China, H.K. to Toughen Import Restrictions on Japanese Food

Reuters file photo
Japanese imports of seafood are seen in a supermarket in Hong Kong, China, July 12.

BEIJING / HONG KONG (Jiji Press) — Beijing and Hong Kong plan to expand their import restrictions on Japanese food products following Tokyo’s decision to release treated water from the disaster-stricken Fukushima No. 1 nuclear plant into the Pacific as early as Thursday.

Hong Kong, a special administrative region of China, will ban imports of fishery products from Fukushima, Tokyo and eight other prefectures from Thursday.

Hong Kong leader John Lee said on social media that he has instructed related officials to expand the scope of import restrictions on Japanese fishery products, saying that his government’s top priority is to secure food safety and people’s health.

Macau, also a special administrative region of China, is expected to ban imports of fishery products, fruits and vegetables from Fukushima, Tokyo and eight other prefectures, according to Chinese media reports.

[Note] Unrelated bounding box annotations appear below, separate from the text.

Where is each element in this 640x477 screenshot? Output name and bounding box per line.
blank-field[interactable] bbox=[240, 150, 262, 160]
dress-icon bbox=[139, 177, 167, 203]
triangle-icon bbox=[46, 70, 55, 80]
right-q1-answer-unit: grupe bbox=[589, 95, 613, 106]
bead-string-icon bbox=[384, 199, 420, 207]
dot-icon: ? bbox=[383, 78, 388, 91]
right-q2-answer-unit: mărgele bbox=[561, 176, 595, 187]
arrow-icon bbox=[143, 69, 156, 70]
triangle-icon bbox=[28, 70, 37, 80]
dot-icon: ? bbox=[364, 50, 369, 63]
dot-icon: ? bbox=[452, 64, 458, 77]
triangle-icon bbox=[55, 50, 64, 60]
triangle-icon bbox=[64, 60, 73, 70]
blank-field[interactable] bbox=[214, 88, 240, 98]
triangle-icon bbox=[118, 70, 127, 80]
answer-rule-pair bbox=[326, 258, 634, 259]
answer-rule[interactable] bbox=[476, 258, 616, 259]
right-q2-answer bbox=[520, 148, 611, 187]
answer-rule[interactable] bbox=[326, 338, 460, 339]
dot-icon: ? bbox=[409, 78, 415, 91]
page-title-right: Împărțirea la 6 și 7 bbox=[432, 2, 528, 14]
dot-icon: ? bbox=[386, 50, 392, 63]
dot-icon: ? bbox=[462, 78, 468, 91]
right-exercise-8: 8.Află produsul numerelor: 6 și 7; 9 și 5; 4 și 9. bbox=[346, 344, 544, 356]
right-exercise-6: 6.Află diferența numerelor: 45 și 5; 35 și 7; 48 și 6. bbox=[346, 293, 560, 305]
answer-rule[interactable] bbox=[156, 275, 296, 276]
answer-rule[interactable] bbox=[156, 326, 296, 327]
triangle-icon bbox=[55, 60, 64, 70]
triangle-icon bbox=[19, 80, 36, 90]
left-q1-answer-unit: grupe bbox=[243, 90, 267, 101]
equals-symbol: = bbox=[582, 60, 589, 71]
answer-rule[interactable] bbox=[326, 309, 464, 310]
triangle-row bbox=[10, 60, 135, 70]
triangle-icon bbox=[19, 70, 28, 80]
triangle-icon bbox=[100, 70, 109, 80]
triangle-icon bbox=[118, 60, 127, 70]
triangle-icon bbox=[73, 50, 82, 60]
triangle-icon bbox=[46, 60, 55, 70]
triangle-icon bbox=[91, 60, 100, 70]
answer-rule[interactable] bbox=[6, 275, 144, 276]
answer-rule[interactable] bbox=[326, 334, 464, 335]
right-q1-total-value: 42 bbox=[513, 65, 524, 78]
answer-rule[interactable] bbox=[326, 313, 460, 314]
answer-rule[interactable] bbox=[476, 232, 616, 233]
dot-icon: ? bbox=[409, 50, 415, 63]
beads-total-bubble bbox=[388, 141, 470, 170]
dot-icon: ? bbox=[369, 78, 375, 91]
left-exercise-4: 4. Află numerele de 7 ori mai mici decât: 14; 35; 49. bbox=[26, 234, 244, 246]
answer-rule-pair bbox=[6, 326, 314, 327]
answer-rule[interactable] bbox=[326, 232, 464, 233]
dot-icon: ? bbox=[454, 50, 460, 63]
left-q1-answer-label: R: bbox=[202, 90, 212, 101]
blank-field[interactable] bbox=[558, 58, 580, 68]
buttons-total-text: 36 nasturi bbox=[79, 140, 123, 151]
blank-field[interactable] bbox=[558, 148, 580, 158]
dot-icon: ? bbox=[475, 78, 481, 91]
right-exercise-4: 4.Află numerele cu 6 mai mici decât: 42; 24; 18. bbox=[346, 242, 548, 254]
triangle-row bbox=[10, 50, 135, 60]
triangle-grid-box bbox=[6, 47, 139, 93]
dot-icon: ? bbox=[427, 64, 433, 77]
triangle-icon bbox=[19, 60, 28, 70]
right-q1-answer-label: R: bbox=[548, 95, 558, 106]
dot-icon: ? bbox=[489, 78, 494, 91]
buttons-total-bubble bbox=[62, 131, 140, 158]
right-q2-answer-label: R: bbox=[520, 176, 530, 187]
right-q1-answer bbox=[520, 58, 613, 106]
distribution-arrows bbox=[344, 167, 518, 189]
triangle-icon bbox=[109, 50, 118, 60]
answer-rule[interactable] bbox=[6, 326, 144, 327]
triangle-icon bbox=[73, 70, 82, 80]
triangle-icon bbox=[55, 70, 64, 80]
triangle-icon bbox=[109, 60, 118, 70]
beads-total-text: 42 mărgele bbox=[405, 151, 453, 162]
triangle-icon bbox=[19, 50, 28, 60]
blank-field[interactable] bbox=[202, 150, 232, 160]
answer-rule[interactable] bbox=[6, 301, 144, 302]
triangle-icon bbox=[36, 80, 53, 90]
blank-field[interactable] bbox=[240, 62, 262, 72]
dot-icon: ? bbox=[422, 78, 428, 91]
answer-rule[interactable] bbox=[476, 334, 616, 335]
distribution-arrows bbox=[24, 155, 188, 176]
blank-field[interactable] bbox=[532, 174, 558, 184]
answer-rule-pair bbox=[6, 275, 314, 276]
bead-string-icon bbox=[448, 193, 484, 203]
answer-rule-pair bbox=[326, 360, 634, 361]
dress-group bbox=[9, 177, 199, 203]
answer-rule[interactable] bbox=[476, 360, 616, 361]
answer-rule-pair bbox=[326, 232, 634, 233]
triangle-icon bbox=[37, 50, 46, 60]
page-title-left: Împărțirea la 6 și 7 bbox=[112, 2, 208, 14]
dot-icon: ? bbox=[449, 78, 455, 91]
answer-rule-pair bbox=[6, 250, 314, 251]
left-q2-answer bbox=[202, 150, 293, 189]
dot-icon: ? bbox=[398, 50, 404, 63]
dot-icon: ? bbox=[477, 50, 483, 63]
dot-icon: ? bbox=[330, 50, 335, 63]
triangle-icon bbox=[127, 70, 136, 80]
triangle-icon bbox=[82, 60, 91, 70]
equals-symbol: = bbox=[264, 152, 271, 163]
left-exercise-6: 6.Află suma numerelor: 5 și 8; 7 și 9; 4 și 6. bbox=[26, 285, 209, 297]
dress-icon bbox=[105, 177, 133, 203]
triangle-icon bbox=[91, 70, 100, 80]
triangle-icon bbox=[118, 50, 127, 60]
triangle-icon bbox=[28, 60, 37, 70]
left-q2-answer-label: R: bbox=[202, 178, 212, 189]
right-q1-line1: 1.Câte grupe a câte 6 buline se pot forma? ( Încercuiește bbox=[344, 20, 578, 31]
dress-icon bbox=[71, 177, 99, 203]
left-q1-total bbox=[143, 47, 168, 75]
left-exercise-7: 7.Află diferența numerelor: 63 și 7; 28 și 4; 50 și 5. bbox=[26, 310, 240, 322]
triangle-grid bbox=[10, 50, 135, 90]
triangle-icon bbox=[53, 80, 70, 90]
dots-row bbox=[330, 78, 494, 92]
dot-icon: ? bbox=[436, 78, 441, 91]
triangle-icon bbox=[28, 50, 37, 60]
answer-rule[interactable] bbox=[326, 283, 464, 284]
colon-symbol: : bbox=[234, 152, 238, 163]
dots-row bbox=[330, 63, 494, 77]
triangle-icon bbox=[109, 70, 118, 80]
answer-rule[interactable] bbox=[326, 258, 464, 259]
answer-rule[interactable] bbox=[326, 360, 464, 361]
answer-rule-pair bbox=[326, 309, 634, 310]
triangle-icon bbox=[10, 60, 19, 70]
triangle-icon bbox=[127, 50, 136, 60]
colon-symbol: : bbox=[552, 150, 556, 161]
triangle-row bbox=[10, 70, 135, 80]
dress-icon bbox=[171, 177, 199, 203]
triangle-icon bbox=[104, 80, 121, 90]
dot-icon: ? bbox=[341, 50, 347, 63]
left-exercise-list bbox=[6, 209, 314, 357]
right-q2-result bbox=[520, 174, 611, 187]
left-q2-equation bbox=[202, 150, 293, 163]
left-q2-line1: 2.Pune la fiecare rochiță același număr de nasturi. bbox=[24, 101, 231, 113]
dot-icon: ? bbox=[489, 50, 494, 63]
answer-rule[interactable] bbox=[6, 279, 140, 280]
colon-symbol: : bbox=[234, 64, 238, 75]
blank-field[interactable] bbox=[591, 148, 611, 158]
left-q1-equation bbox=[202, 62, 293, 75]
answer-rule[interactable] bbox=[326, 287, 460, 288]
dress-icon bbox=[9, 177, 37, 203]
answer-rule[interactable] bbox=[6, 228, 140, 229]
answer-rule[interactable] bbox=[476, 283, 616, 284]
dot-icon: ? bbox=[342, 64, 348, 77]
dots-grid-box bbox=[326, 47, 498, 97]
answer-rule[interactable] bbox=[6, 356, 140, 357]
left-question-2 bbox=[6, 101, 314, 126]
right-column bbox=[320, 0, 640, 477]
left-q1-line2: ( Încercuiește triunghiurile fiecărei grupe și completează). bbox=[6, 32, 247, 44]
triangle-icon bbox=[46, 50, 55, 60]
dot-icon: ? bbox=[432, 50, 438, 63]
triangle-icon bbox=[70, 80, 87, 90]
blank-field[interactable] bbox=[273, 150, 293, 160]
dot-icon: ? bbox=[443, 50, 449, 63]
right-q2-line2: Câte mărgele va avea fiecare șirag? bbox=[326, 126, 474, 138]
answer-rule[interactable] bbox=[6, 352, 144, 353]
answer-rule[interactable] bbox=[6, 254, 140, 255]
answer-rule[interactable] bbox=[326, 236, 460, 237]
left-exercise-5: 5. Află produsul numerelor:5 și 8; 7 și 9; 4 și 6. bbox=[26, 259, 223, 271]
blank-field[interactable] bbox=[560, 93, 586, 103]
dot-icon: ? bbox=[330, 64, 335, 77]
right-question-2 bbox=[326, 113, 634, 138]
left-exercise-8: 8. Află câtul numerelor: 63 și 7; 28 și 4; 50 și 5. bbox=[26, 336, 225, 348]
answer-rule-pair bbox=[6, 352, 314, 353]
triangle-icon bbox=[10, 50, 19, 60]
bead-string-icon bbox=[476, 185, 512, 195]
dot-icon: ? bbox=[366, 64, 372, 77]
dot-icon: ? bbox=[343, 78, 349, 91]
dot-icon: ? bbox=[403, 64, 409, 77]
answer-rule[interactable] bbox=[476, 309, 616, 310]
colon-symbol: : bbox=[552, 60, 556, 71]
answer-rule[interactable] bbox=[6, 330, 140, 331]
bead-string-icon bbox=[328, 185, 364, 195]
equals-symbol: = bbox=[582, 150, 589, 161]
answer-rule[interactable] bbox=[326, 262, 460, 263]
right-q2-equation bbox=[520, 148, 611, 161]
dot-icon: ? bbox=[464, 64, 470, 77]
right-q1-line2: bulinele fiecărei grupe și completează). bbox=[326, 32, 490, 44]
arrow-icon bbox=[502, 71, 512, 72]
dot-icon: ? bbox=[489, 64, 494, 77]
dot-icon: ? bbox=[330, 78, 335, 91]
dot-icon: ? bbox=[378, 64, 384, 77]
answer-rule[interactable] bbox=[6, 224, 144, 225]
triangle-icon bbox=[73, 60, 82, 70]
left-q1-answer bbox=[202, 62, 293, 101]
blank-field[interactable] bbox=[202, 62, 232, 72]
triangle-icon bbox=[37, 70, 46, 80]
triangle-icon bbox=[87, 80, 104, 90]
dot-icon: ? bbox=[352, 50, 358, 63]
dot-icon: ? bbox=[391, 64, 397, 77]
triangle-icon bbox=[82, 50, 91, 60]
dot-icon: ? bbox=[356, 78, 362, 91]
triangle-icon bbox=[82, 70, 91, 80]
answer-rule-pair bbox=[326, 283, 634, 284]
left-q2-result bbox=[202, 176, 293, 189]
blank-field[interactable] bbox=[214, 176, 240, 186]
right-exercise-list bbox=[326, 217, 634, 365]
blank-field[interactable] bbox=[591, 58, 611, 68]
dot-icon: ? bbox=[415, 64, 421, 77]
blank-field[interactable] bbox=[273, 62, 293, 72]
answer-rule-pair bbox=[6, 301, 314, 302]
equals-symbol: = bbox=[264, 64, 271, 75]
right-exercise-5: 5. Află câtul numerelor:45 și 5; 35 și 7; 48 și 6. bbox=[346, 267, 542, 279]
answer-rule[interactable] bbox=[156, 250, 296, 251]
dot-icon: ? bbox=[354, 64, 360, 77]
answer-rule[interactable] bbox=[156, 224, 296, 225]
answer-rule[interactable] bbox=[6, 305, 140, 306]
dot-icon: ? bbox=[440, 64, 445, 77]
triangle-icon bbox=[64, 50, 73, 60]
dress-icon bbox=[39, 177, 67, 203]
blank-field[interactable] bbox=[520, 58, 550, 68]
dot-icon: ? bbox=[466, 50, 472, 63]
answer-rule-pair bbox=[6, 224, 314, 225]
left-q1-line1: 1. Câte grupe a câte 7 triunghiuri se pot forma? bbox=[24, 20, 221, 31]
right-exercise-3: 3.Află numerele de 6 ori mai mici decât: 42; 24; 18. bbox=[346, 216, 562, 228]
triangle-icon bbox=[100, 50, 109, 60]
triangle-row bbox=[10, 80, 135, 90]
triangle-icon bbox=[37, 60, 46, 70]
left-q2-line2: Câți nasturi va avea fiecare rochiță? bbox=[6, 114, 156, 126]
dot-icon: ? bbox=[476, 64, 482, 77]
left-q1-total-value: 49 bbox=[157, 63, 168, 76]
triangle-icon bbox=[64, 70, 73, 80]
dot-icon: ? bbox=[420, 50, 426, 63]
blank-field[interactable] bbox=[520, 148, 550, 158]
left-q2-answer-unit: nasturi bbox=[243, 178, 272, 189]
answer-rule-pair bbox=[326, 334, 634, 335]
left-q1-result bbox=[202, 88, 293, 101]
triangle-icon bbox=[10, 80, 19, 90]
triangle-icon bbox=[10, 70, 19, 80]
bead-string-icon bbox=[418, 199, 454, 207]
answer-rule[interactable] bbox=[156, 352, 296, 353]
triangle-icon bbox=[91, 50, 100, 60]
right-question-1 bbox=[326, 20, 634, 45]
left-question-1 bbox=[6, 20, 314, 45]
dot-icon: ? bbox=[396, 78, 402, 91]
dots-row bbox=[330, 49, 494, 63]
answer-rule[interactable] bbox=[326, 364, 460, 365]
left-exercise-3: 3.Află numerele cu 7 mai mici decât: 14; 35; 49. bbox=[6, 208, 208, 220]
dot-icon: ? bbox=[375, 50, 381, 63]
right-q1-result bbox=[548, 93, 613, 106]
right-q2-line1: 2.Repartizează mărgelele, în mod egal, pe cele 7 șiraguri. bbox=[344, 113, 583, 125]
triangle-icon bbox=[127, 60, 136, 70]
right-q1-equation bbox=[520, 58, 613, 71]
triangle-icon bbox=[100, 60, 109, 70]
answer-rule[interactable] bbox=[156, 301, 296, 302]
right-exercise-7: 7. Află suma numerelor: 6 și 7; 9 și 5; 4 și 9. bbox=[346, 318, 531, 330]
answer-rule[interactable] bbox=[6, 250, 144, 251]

China and Hong Kong imposed import restrictions on food items from Fukushima and elsewhere following the March 2011 triple meltdown at the Fukushima plant.

Last month, Chinese customs authorities said they would strictly screen all Japanese food products. Since then, customs clearances for such products have been delayed in China.

According to the Chinese authorities, the country’s imports of fishery items from Japan in July dropped some 35% from the previous month to $32.38 million.

Also in Hong Kong, customs clearances of Japanese products have been disrupted.

Of Japan’s exports of agricultural, forestry and fishery products and food items in 2022, 36% went to mainland China and Hong Kong in total. China topped the list of Japan’s export destinations for such goods at ¥278.3 billion, followed by Hong Kong at ¥208.6 billion.

South Korea sees no scientific problem

SEOUL (Jiji Press) — South Korea has judged that Japan’s plan to release treated water from the crippled Fukushima nuclear plant into the sea poses no scientific or technical problems, a government official said at a press conference on Tuesday.

In light of the South Korean public’s persistent concern about the release, however, Park Ku-yeon, first deputy chief of South Korea’s Office for Government Policy Coordination, added that the South Korean government does not necessarily support the water release.

Park noted that South Korea will ask Japan to stop releasing the water if it is not carried out in accordance with the plan.